After she was done with her performance, she wandered. She walked along the halls of the third floor at the museum, looking at art and discussing her career in music thus far. The 25-year-old songwriter and singer kept her vocal abilities relatively under wraps until three years ago, when she sent some music to her current manager. She’s still pretty low-key, as a person. She doesn’t brag about much, and when she received a compliment, got a little awkward, chuckling and looking away. Her decision to remain backstage and eschew dinner with the crowd wasn’t a flex—it aligned with Zsela’s laid-back nature and tendency to want to move around. Sitting makes her anxious, she said. Her sense of humor was goofy, her drawl slow and highlighted by constant laughter—usually, at her own expense.

When she was a kid, Zsela could recite lyrics from songs after only hearing them once or twice; her father, Marc Anthony Thompson (the musician known as Chocolate Genius), and her half-sister, actress Tessa Thompson, told her she had a good voice.
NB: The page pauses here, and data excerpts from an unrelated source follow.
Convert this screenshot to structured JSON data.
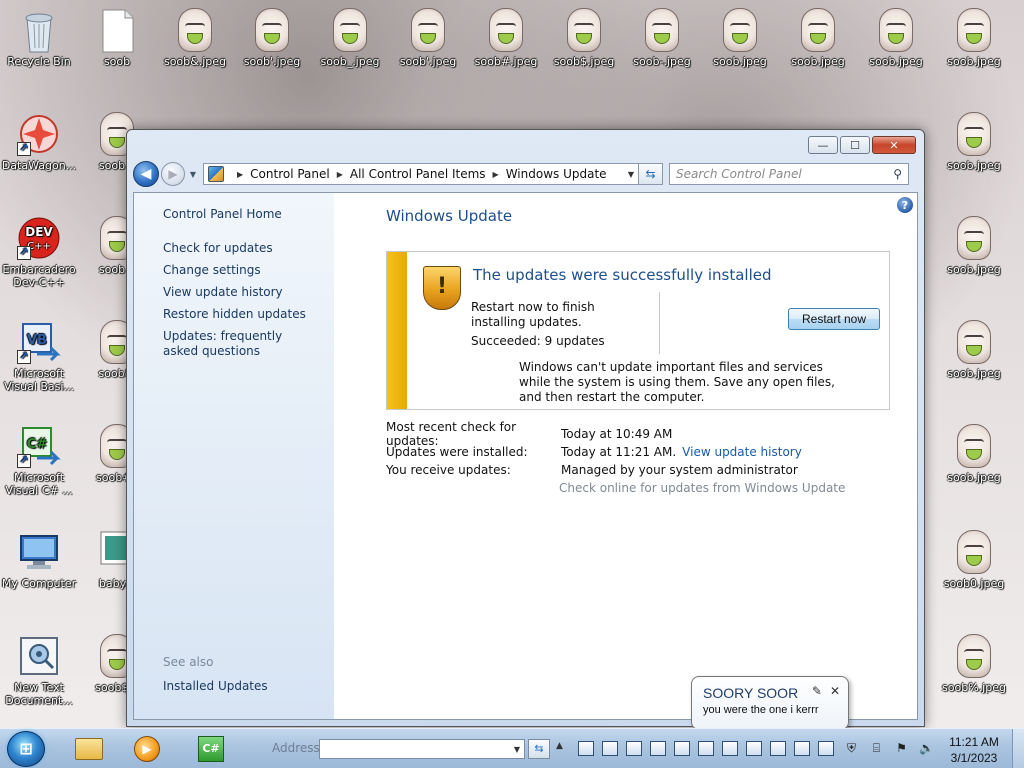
{
  "desktop": {
    "left_icons": [
      {
        "label": "Recycle Bin",
        "icon": "recycle-bin-icon"
      },
      {
        "label": "DataWagon...",
        "icon": "datawagon-icon"
      },
      {
        "label": "Embarcadero Dev-C++",
        "icon": "devcpp-icon"
      },
      {
        "label": "Microsoft Visual Basi...",
        "icon": "visual-basic-icon"
      },
      {
        "label": "Microsoft Visual C# ...",
        "icon": "visual-csharp-icon"
      },
      {
        "label": "My Computer",
        "icon": "computer-icon"
      },
      {
        "label": "New Text Document...",
        "icon": "text-document-icon"
      }
    ],
    "top_row": [
      "soob",
      "soob&.jpeg",
      "soob'.jpeg",
      "soob_.jpeg",
      "soob'.jpeg",
      "soob#.jpeg",
      "soob$.jpeg",
      "soob-.jpeg",
      "soob.jpeg",
      "soob.jpeg",
      "soob.jpeg",
      "soob.jpeg"
    ],
    "column2": [
      "soob .j",
      "soob .j",
      "soob!.j",
      "soob#.j",
      "baby...",
      "soob$..."
    ],
    "right_col": [
      "soob.jpeg",
      "soob.jpeg",
      "soob.jpeg",
      "soob.jpeg",
      "soob0.jpeg",
      "soob%.jpeg"
    ]
  },
  "window": {
    "controls": {
      "minimize": "—",
      "maximize": "☐",
      "close": "✕"
    },
    "nav": {
      "back": "◀",
      "forward": "▶",
      "dropdown": "▼"
    },
    "breadcrumb": [
      "Control Panel",
      "All Control Panel Items",
      "Windows Update"
    ],
    "search_placeholder": "Search Control Panel",
    "left_pane": {
      "home": "Control Panel Home",
      "links": [
        "Check for updates",
        "Change settings",
        "View update history",
        "Restore hidden updates",
        "Updates: frequently asked questions"
      ],
      "see_also": "See also",
      "installed_updates": "Installed Updates"
    },
    "main": {
      "title": "Windows Update",
      "status": {
        "title": "The updates were successfully installed",
        "subtitle": "Restart now to finish installing updates.",
        "succeeded": "Succeeded: 9 updates",
        "restart_button": "Restart now",
        "note": "Windows can't update important files and services while the system is using them. Save any open files, and then restart the computer.",
        "accent_color": "#f6c21a"
      },
      "info": {
        "recent_check_label": "Most recent check for updates:",
        "recent_check_value": "Today at 10:49 AM",
        "installed_label": "Updates were installed:",
        "installed_value": "Today at 11:21 AM.",
        "history_link": "View update history",
        "receive_label": "You receive updates:",
        "receive_value": "Managed by your system administrator",
        "online_link": "Check online for updates from Windows Update"
      }
    }
  },
  "notification": {
    "title": "SOORY SOOR",
    "message": "you were the one i kerrr",
    "close": "✕"
  },
  "taskbar": {
    "address_label": "Address",
    "address_value": "",
    "clock_time": "11:21 AM",
    "clock_date": "3/1/2023"
  }
}
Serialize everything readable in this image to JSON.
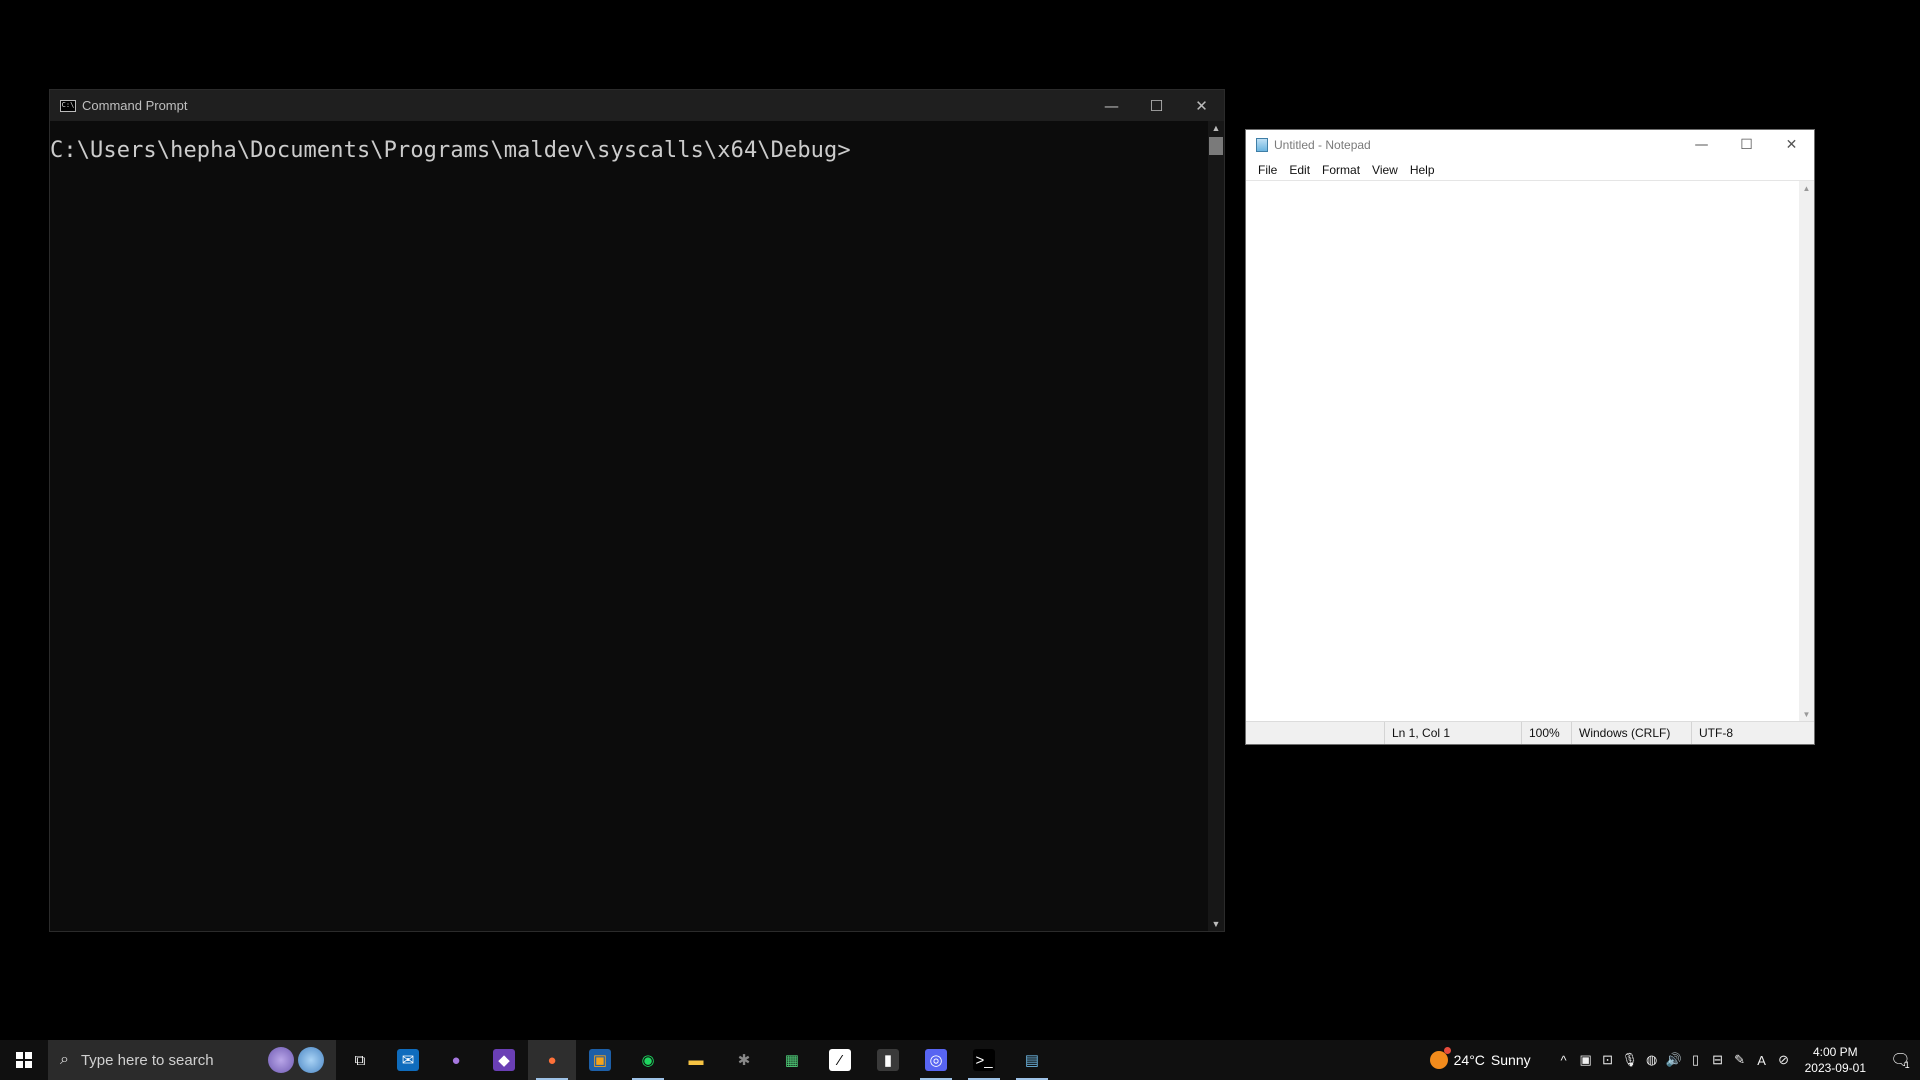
{
  "cmd": {
    "title": "Command Prompt",
    "icon_text": "C:\\",
    "prompt": "C:\\Users\\hepha\\Documents\\Programs\\maldev\\syscalls\\x64\\Debug>"
  },
  "notepad": {
    "title": "Untitled - Notepad",
    "menu": [
      "File",
      "Edit",
      "Format",
      "View",
      "Help"
    ],
    "status": {
      "position": "Ln 1, Col 1",
      "zoom": "100%",
      "line_ending": "Windows (CRLF)",
      "encoding": "UTF-8"
    }
  },
  "window_buttons": {
    "minimize": "—",
    "maximize": "☐",
    "close": "✕"
  },
  "taskbar": {
    "search_placeholder": "Type here to search",
    "apps": [
      {
        "name": "task-view-icon",
        "glyph": "⧉",
        "color": "#ffffff",
        "bg": "transparent",
        "running": false,
        "active": false
      },
      {
        "name": "mail-icon",
        "glyph": "✉",
        "color": "#ffffff",
        "bg": "#0f6cbd",
        "running": false,
        "active": false
      },
      {
        "name": "tor-browser-icon",
        "glyph": "●",
        "color": "#a678e0",
        "bg": "transparent",
        "running": false,
        "active": false
      },
      {
        "name": "visual-studio-icon",
        "glyph": "◆",
        "color": "#ffffff",
        "bg": "#6a3fb5",
        "running": false,
        "active": false
      },
      {
        "name": "firefox-icon",
        "glyph": "●",
        "color": "#ff7139",
        "bg": "transparent",
        "running": true,
        "active": true
      },
      {
        "name": "vmware-icon",
        "glyph": "▣",
        "color": "#f4a31b",
        "bg": "#1d5fa8",
        "running": false,
        "active": false
      },
      {
        "name": "spotify-icon",
        "glyph": "◉",
        "color": "#1ed760",
        "bg": "transparent",
        "running": true,
        "active": false
      },
      {
        "name": "file-explorer-icon",
        "glyph": "▬",
        "color": "#f6c343",
        "bg": "transparent",
        "running": false,
        "active": false
      },
      {
        "name": "bug-icon",
        "glyph": "✱",
        "color": "#888888",
        "bg": "transparent",
        "running": false,
        "active": false
      },
      {
        "name": "chip-icon",
        "glyph": "▦",
        "color": "#4fd17a",
        "bg": "transparent",
        "running": false,
        "active": false
      },
      {
        "name": "notes-icon",
        "glyph": "⁄",
        "color": "#000000",
        "bg": "#ffffff",
        "running": false,
        "active": false
      },
      {
        "name": "twitch-icon",
        "glyph": "▮",
        "color": "#ffffff",
        "bg": "#3a3a3a",
        "running": false,
        "active": false
      },
      {
        "name": "discord-icon",
        "glyph": "◎",
        "color": "#ffffff",
        "bg": "#5865f2",
        "running": true,
        "active": false
      },
      {
        "name": "terminal-icon",
        "glyph": ">_",
        "color": "#ffffff",
        "bg": "#000000",
        "running": true,
        "active": false
      },
      {
        "name": "notepad-icon",
        "glyph": "▤",
        "color": "#6cb5e0",
        "bg": "transparent",
        "running": true,
        "active": false
      }
    ],
    "weather": {
      "temp": "24°C",
      "condition": "Sunny"
    },
    "tray_icons": [
      {
        "name": "chevron-up-icon",
        "glyph": "^"
      },
      {
        "name": "onenote-icon",
        "glyph": "▣"
      },
      {
        "name": "display-icon",
        "glyph": "⊡"
      },
      {
        "name": "microphone-icon",
        "glyph": "🎙"
      },
      {
        "name": "discord-tray-icon",
        "glyph": "◍"
      },
      {
        "name": "volume-icon",
        "glyph": "🔊"
      },
      {
        "name": "battery-icon",
        "glyph": "▯"
      },
      {
        "name": "network-icon",
        "glyph": "⊟"
      },
      {
        "name": "pen-icon",
        "glyph": "✎"
      },
      {
        "name": "language-icon",
        "glyph": "A"
      },
      {
        "name": "input-icon",
        "glyph": "⊘"
      }
    ],
    "time": "4:00 PM",
    "date": "2023-09-01",
    "notification_count": "1"
  }
}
But it wasn’t until she started working with Aged a couple years ago that she began truly hearing herself in a way that she wanted to share with audiences.

“It was exciting to work with someone who really listened—especially a man,” she said, standing in a dimly lit hallway in the Whitney where she stopped walking for a spell. “He was ready to be like, ‘What do you need? Because what needs to come through here is your voice, and the lyrics.’”
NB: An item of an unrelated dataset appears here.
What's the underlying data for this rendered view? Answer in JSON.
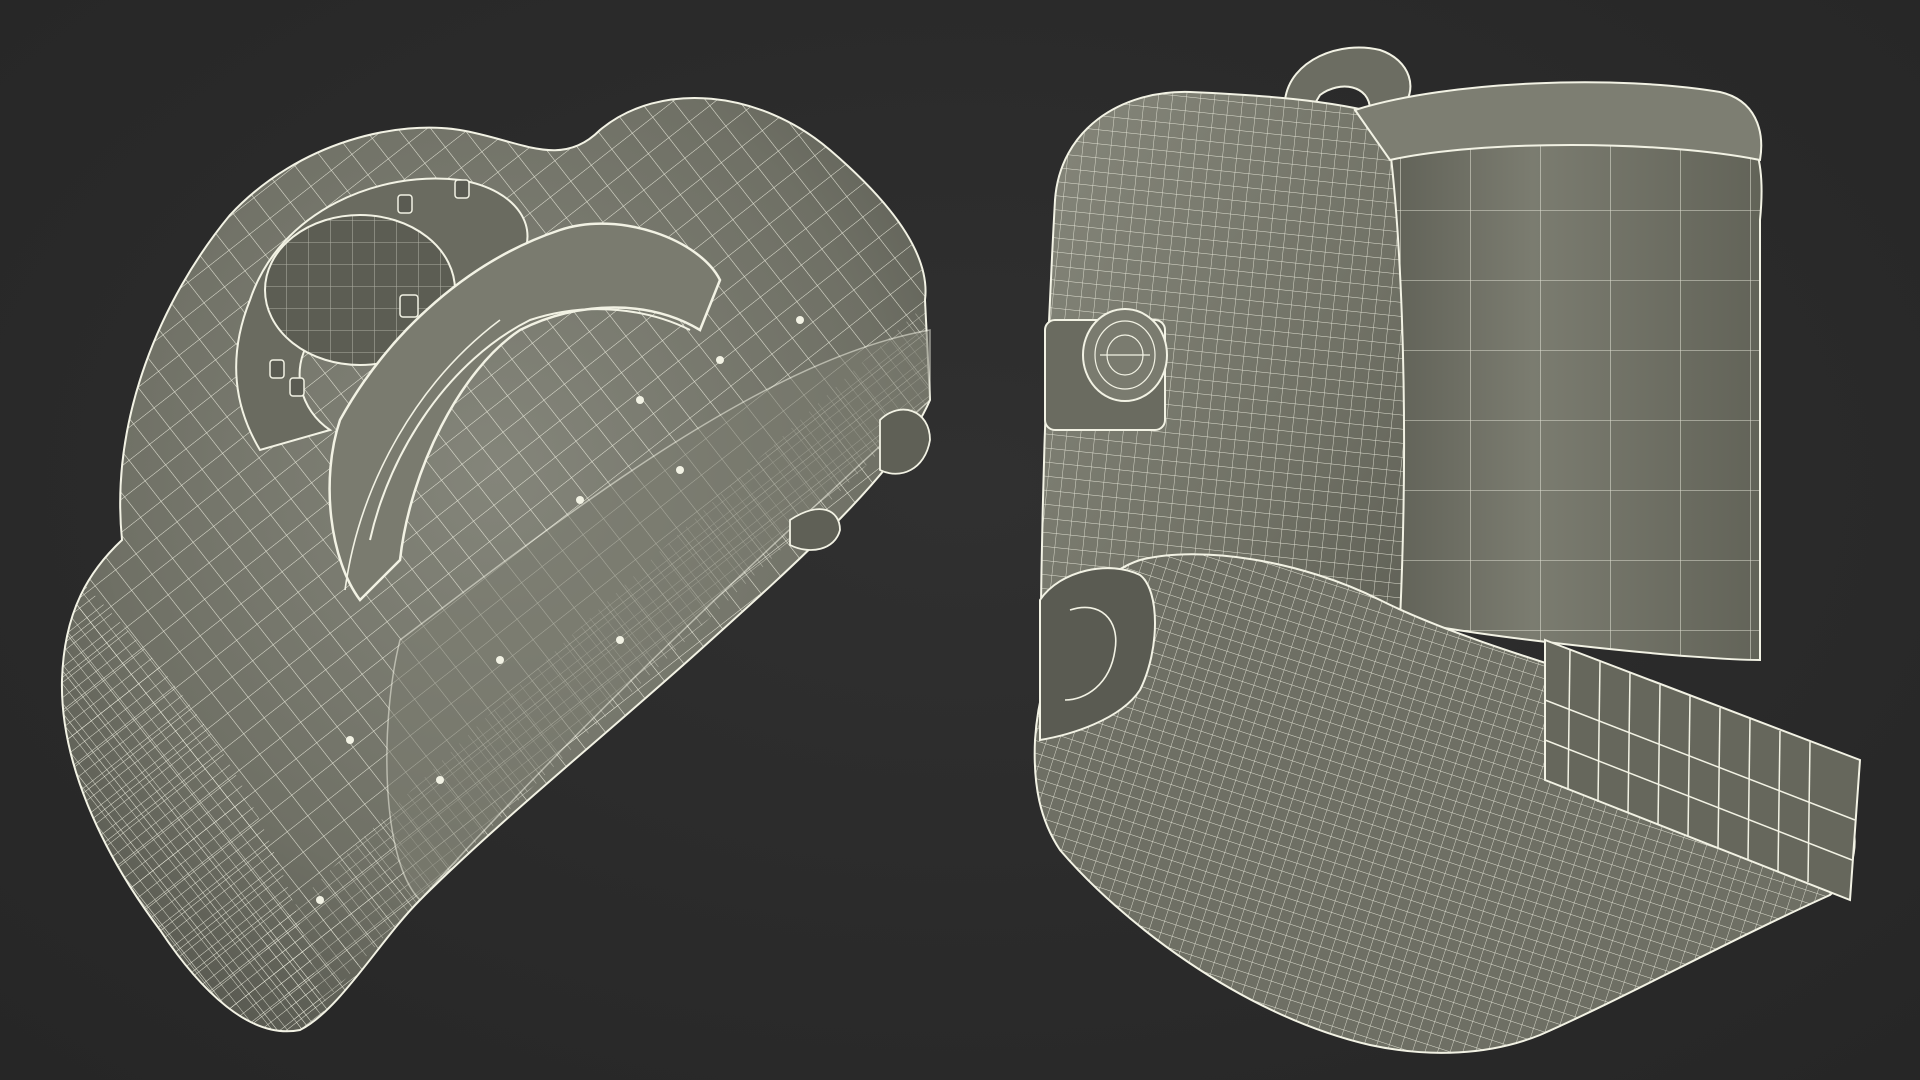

It turns out, what Zsela needed was someone who matched her level of patience. The New York City native isn’t on track to release tons of music at once—in fact, she’s been teasing the release of her EP since last year—and she isn’t necessarily interested in pursuing a heavy social media presence or a big-name label. She wants to take her time, crafting music that sounds and feels just like her. This approach applies to the EP, which she swore will be out this spring, after a single release in March (“It’s finished mastered today!” she yelled out. “It’s done today. This is the mastering celebration.”)

“These songs, they’re from a time, from a space, in this [fictional] world,” she explained. “With Daniel, we’ve just been taking our time to figure out what that world is and make sure that everything that we hear fits inside of it.”
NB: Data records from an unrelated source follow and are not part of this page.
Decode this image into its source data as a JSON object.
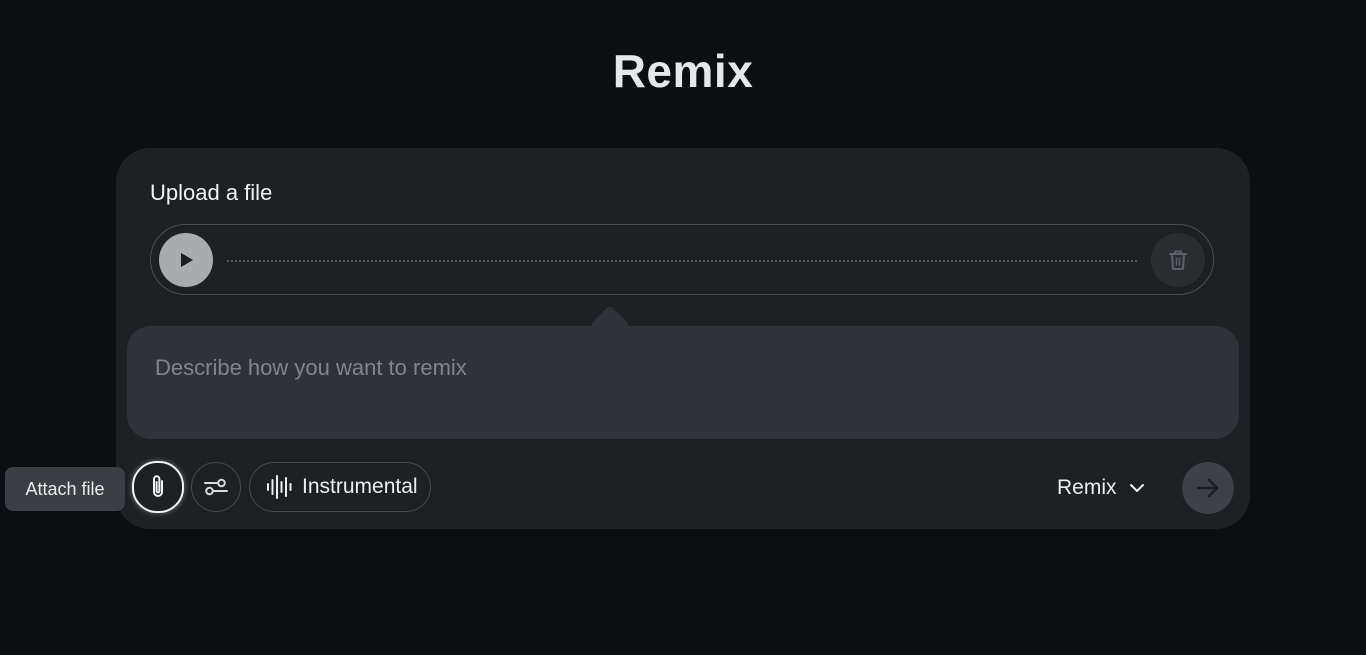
{
  "page": {
    "title": "Remix"
  },
  "upload": {
    "label": "Upload a file"
  },
  "prompt": {
    "placeholder": "Describe how you want to remix",
    "value": ""
  },
  "toolbar": {
    "attach_tooltip": "Attach file",
    "instrumental_label": "Instrumental",
    "mode_label": "Remix"
  },
  "icons": {
    "play": "play-icon",
    "trash": "trash-icon",
    "attach": "paperclip-icon",
    "settings": "sliders-icon",
    "instrumental": "waveform-icon",
    "mode": "chevron-down-icon",
    "send": "arrow-right-icon"
  },
  "colors": {
    "background": "#0d0e10",
    "card": "#1e2024",
    "prompt_field": "#303237",
    "play_button": "#a9abaf",
    "send_button": "#3e4046"
  }
}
The way she disseminates her message, gets her songs out there, is through performing at shows in the art and fashion worlds: she’s sang at Collina Strada and Vaquera shows, MoMA PS1, and more. She also just wrapped a tour with Cat Power—her first tour ever, where she supported the 48-year-old musician on a number of U.S. dates. At the first show, Cat Power put Zsela’s performance on Instagram Live.

“I hadn’t even hung out with her. We weren’t even as close as we are now, then. But she watched the whole thing,” Zsela says. “My parents had their phones set up on a little lamp on the table just to watch the livestream.”

The approach to focus on live shows works for Zsela. It was never an intentional business strategy for herself as a musician. But it speaks to her way of taking her time, showing herself slowly while she’s performing. And most of all, it’s a good time. She enjoys it. When asked about going on tour with Cat Power, she simply said: “That was fun.”

For her final song during her show at the Whitney, Zsela sang a song a capella. Beyond her voice, booming and echoing around the walls of the room, there was no other sound.

“It’s fun for me because I’m so dependent on a band. I need someone to play,” she said as she shifted around on her feet, ready to make her next move around the museum. “It’s definitely a challenge. It is so extra, I’m demanding people to shut up for a whole a capella cover of Fleetwood Mac. You saw how it was in there. It has to be a vibe.”